Google is no stranger to lawsuits. In the past few years, it has paid up to $400 to each owner of the Nexus 6P, faced a $5 billion lawsuit for tracking user activity in incognito mode in Chrome, settled cases with former employees, and been fined $60 million in Australia for misleading customers about data privacy. Now, the federal court in San Francisco has ordered it to pay $425 million for violating user privacy.
Reuters reports that Google has been slapped with a $425 million fine in a class-action lawsuit that was opened back in 2020. Although the lawsuit covered 98 million people using 174 million Android devices, and was seeking $31 billion in damages, the fine is still a win for the plaintiffs of the class-action lawsuit. The reduced fine is due to the jury"s verdict which indicated that Google had not intentionally acted maliciously.

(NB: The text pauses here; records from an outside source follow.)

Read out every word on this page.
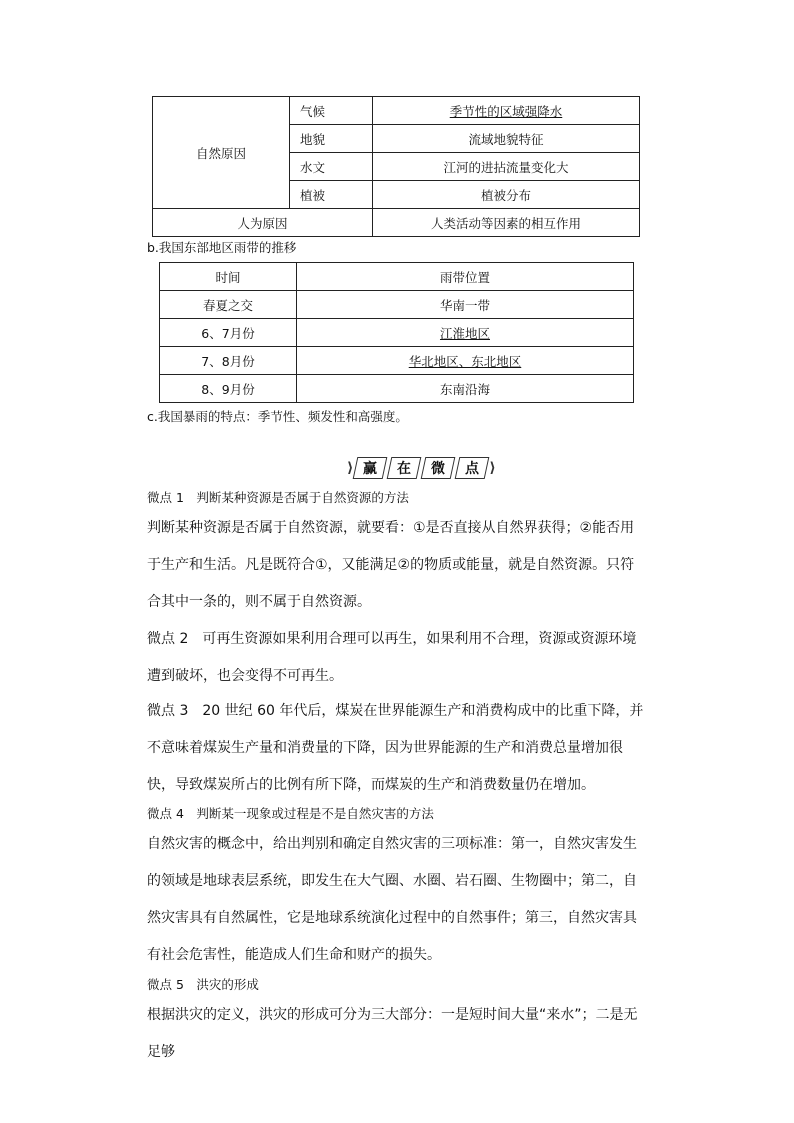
自然原因	气候	季节性的区域强降水
	地貌	流域地貌特征
	水文	江河的进拈流量变化大
	植被	植被分布
人为原因		人类活动等因素的相互作用
b.我国东部地区雨带的推移
时间	雨带位置
春夏之交	华南一带
6、7月份	江淮地区
7、8月份	华北地区、东北地区
8、9月份	东南沿海
c.我国暴雨的特点：季节性、频发性和高强度。
⟩ 赢 在 微 点 ⟩
微点 1　判断某种资源是否属于自然资源的方法

判断某种资源是否属于自然资源，就要看：①是否直接从自然界获得；②能否用于生产和生活。凡是既符合①，又能满足②的物质或能量，就是自然资源。只符合其中一条的，则不属于自然资源。

微点 2　可再生资源如果利用合理可以再生，如果利用不合理，资源或资源环境遭到破坏，也会变得不可再生。

微点 3　20 世纪 60 年代后，煤炭在世界能源生产和消费构成中的比重下降，并不意味着煤炭生产量和消费量的下降，因为世界能源的生产和消费总量增加很快，导致煤炭所占的比例有所下降，而煤炭的生产和消费数量仍在增加。

微点 4　判断某一现象或过程是不是自然灾害的方法

自然灾害的概念中，给出判别和确定自然灾害的三项标准：第一，自然灾害发生的领域是地球表层系统，即发生在大气圈、水圈、岩石圈、生物圈中；第二，自然灾害具有自然属性，它是地球系统演化过程中的自然事件；第三，自然灾害具有社会危害性，能造成人们生命和财产的损失。

微点 5　洪灾的形成

根据洪灾的定义，洪灾的形成可分为三大部分：一是短时间大量“来水”；二是无足够
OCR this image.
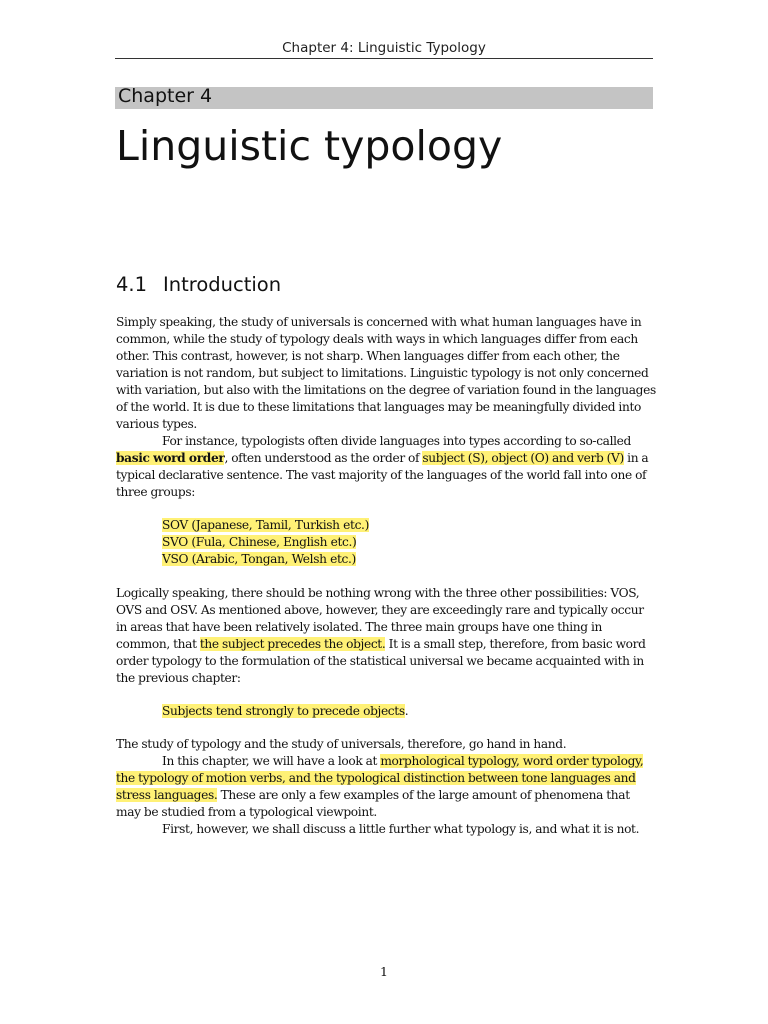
Chapter 4: Linguistic Typology
Chapter 4
Linguistic typology
4.1 Introduction

Simply speaking, the study of universals is concerned with what human languages have in common, while the study of typology deals with ways in which languages differ from each other. This contrast, however, is not sharp. When languages differ from each other, the variation is not random, but subject to limitations. Linguistic typology is not only concerned with variation, but also with the limitations on the degree of variation found in the languages of the world. It is due to these limitations that languages may be meaningfully divided into various types.

For instance, typologists often divide languages into types according to so-called basic word order, often understood as the order of subject (S), object (O) and verb (V) in a typical declarative sentence. The vast majority of the languages of the world fall into one of three groups:

SOV (Japanese, Tamil, Turkish etc.)
SVO (Fula, Chinese, English etc.)
VSO (Arabic, Tongan, Welsh etc.)

Logically speaking, there should be nothing wrong with the three other possibilities: VOS, OVS and OSV. As mentioned above, however, they are exceedingly rare and typically occur in areas that have been relatively isolated. The three main groups have one thing in common, that the subject precedes the object. It is a small step, therefore, from basic word order typology to the formulation of the statistical universal we became acquainted with in the previous chapter:

Subjects tend strongly to precede objects.

The study of typology and the study of universals, therefore, go hand in hand.

In this chapter, we will have a look at morphological typology, word order typology, the typology of motion verbs, and the typological distinction between tone languages and stress languages. These are only a few examples of the large amount of phenomena that may be studied from a typological viewpoint.

First, however, we shall discuss a little further what typology is, and what it is not.

1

The lawsuit alleged that Google collected data across third-party partner apps like Uber and Venmo for over eight years, even when customers had disabled the "Web & App Activity" feature. Google"s argument was that this data was "nonpersonal, pseudonymous, and stored in segregated, secured, and encrypted locations", and was primarily utilized for better and more personalized user experiences.
The jury clearly found this to be a weak defense, and found Google liable on two of the three counts presented in the lawsuit. Google is obviously not pleased with the verdict, with a spokesperson telling the media outlet that users knew what they were agreeing to and knowingly consented to have their data collected:
This decision misunderstands how our products work. Our privacy tools give people control over their data, and when they turn off personalization, we honor that choice.
A lawyer for the plaintiffs expressed their pleasure at the outcome, but Google plans to appeal the verdict at some point.